Елену мы увели в другую комнату, где сразу же задействовали яйцеобразный модулятор в качестве мобильного портала. Точнее сказать, задействовал Андрей, объяснив мне накануне, что у Охры монополия на использование этого прибора, который срабатывает молниеносно и без неприятных физических ощущений. Модулятора у нас всего два и управляющие разрешают эксплуатировать приборы в исключительных случаях.
Как только дверь за нами закрылась, Елена схватила Андрея за руку, пробормотав сквозь слезы: «Не губите». Но в следующую секунду прибор сработал. Медлить было опасно. Я видела ее глаза – совершенно детский потерянный взгляд. Я запомнила ее образ, цвет волос, цвет глаз, серо-голубое пальто и такого же цвета шляпа с пером. И пахло от нее немного розой и чем-то еще – ярко, сладковато—горько. Но это не походило на обычные духи – так веяло от всей ее одежды, от пера на шляпе, от рук в бежевых перчатках, от кружевного платка, которым она бесконечно утирала свои нескончаемые слезы. Позже Андрей сказал, что это, кажется, шафран, и это вообще одна из любопытнейших особенностей временных путешествий – запахи эпох.
Но это был конец ее прекрасной эпохи, ибо дальше Елену Кольцову—Мосальскую ожидало пугающее далекое будущее, незнакомые, непонимающие ее люди, объяснение ситуации как она есть, психологическая помощь в принятии происходящего, рождение ребенка, потеря его и переброс в другое время. Опять в другое, хотя все еще понятное для нее. А дальше длительная адаптация под наблюдением сотрудников Охры и конечно же небольшая работа с воспоминаниями. Их, насколько я знаю, не убирают окончательно, их просто прячут подальше, оставляя в качестве резерва.
Из нас двоих, сопровождавших ее до Охры, рассказать правду не уполномочили никого. Но вот тут-то я и запаниковала. Мы выполнили главное – отвлекли Елену и безболезненно развели пару. Ужасное вероломство! Но на этом все.
По инструкции, дальнейшее мое действие после исполнения роли мадам Магды – возвращение в свое время, где меня ожидал сбор некоторых данных, а это на несколько лет позже, но другого шанса у меня ведь могло и не быть, а потому этот план я готова была нарушить.
Передали мы Елену мужчине лет пятидесяти с длинной седеющей бородой и прихрамывающей женщине – смуглой брюнетке с красивым римским профилем, в темно-коричневом твидовом костюме.
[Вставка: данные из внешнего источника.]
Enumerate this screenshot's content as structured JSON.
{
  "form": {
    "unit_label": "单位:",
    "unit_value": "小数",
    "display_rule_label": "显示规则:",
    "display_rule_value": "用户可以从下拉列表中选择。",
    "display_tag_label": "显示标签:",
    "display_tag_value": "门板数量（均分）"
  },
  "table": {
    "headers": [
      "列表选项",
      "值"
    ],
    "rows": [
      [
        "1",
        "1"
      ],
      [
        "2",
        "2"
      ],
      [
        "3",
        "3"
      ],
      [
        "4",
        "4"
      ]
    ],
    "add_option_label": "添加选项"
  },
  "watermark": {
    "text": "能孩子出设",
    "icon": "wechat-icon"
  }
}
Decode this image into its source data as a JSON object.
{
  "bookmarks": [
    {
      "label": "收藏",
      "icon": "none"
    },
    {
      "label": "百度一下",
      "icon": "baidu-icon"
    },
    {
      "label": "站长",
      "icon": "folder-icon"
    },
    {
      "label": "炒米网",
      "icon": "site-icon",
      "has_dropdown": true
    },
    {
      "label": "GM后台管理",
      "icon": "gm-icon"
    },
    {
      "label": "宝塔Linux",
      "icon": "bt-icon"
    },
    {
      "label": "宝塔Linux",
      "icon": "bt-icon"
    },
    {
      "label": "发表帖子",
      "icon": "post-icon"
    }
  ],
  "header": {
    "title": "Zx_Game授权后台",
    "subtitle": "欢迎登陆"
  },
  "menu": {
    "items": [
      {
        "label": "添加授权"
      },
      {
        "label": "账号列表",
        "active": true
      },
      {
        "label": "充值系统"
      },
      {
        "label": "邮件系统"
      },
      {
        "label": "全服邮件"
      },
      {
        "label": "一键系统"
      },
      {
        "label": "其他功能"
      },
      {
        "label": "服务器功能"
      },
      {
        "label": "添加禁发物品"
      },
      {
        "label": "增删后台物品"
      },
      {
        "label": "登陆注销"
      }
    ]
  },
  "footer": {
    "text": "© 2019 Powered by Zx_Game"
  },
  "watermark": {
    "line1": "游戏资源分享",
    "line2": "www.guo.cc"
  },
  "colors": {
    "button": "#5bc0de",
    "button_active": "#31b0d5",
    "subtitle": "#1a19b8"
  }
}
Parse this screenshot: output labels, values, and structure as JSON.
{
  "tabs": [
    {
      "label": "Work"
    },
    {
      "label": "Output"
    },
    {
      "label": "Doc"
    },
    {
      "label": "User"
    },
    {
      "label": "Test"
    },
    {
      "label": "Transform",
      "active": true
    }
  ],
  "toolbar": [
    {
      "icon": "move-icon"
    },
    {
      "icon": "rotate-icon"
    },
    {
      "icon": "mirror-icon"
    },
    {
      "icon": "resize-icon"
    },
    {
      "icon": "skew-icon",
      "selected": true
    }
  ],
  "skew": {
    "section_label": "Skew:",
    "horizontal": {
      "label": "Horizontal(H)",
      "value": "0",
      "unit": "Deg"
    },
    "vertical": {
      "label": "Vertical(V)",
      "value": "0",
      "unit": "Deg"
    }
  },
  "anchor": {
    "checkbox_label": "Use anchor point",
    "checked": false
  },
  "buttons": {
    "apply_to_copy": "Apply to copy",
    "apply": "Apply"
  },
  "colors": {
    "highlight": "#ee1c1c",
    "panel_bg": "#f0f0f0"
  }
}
Прощаясь с нами, Елена рыдала, постоянно на нас оборачиваясь, но все больше обращаясь к Андрею. Возможно потому, что мое лицо укрывала вуаль и роль моя предполагалась холодной и безучастной.
Наши переходы и приспособления очень специфические и не подходят для обычных временных путешествий, какие пришлось испытать мне в своем государстве. Охринские проходы плющили усиленно – они проводили во времени, а потом меняли частоту биоритмов, таким образом, открывая перед нами другое государство – Охру. Настройка живых организмов за пять сотых секунды – это одно из последних изобретений этого государства. Потому—то отыскать его в обычных условиях практически невозможно. Почему практически? Потому что рождаются все же редкие уникумы.
В столовой Исследовательского Центра, куда мы прибыли, после проделанной работы нам полагался бесплатный и хороший обед. Вот где пришлось повертеться и втихаря пробраться на кухню. Лиловый поварской фартук оказал мне хорошую услугу и ноги сами понесли обратно – в Квантандрон4 под номером 2765, где мы и передали Елену нашим коллегам. Теперь, в этом фартуке, на мне никто не концентрировал внимание! Но что с того? Елену я не нашла. А ведь прошло всего минут десять… Зачем же так скоро? К чему такая спешка?
Андрей связался со мной по ксену5 и поторопил. Я поведала ему о своем желании остаться здесь, а в ответ он прочел мне лекцию о нарушениях и их последствиях, особенно суровых в отношении новичков. Да уж, рановато мне еще исчезать из поля зрения. Рискую потерять доверие руководства, а с ним и все возможности для поисков мальчика, поэтому единственное, что мне сейчас оставалось – искать ее следы в предполагаемых временах.
Как же так? Быть рядом и ничего не сделать. Выходит, что итог моей работы весьма краток. Мне известно время и частота, куда доставили мать ребенка, но вот куда распределили далее – неведомо. Хоть плач.
Быть может ответ на мой вопрос зашифрован в дневнике Илария или Загорского и я просто не вижу очевидного? А что, если к этим записям нужны ключи и их следует читать повнимательней? Ну что же – вооружаюсь лупой и, затаив дыхание, листаю дальше… Я уже вижу в дали тот дом, к которому должна была прийти. Его огни, освещенную дорогу и заветные ворота.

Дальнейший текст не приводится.